- Country: Sri Lanka
- Province: Central Province
- Elevation: 1,600 ft (500 m)
- Time zone: UTC+5:30 (Sri Lanka Standard Time)
- zip code: 20465

= Danture =

Danture, also known as Danthure, is a village in Sri Lanka. It is located within Central Province. It is located about 20 kilometers from Kandy, the former capital of the country.

Danture was the site of a major battle between the Portuguese and the Kandyans in 1594. The Kandyans were victorious in this battle, which is considered a turning point in the indigenous resistance to Portuguese expansion. Danture is also home to a number of religious and cultural attractions. These include the Danture Viharaya, a Buddhist monastery that is said to have been founded in the 3rd century BC, the Husi Maha Devi Temple, a Hindu temple dedicated to the goddess Parvati, and the Danture Raja Maha Viharaya, a Buddhist monastery that is said to have been founded by King Parakramabahu I in the 12th century.
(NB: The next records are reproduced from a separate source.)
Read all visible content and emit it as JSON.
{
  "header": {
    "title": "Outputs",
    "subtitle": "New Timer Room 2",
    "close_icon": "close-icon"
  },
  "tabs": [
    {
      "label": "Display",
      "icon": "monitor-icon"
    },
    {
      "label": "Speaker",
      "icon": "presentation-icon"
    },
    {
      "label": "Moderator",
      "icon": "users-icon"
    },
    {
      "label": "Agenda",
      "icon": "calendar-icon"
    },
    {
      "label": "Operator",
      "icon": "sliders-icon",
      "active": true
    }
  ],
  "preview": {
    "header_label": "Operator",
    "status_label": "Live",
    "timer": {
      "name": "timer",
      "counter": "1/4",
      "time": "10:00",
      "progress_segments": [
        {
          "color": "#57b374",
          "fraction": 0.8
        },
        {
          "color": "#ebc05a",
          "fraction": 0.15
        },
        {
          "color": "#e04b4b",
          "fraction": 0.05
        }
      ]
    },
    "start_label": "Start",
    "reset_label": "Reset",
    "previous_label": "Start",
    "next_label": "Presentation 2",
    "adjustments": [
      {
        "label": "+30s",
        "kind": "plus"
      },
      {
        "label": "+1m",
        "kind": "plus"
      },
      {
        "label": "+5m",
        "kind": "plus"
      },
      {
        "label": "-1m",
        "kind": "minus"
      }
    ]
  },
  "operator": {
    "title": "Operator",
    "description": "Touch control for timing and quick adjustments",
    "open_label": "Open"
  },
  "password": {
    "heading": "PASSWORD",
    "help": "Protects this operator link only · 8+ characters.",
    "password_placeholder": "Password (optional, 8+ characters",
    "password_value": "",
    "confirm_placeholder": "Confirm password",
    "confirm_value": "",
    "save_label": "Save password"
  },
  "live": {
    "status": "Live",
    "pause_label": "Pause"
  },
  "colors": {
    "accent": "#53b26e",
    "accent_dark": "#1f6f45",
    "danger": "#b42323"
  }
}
The name "Danture" means "place of the tooth" in Sinhala. This is because the village is said to be the home of a sacred tooth relic of the Buddha.

The village is surrounded by hills and forests. There are a number of hiking trails in the area that offer views of the surrounding countryside. Danthure is a relatively small village, but it has a number of shops, restaurants, and guesthouses.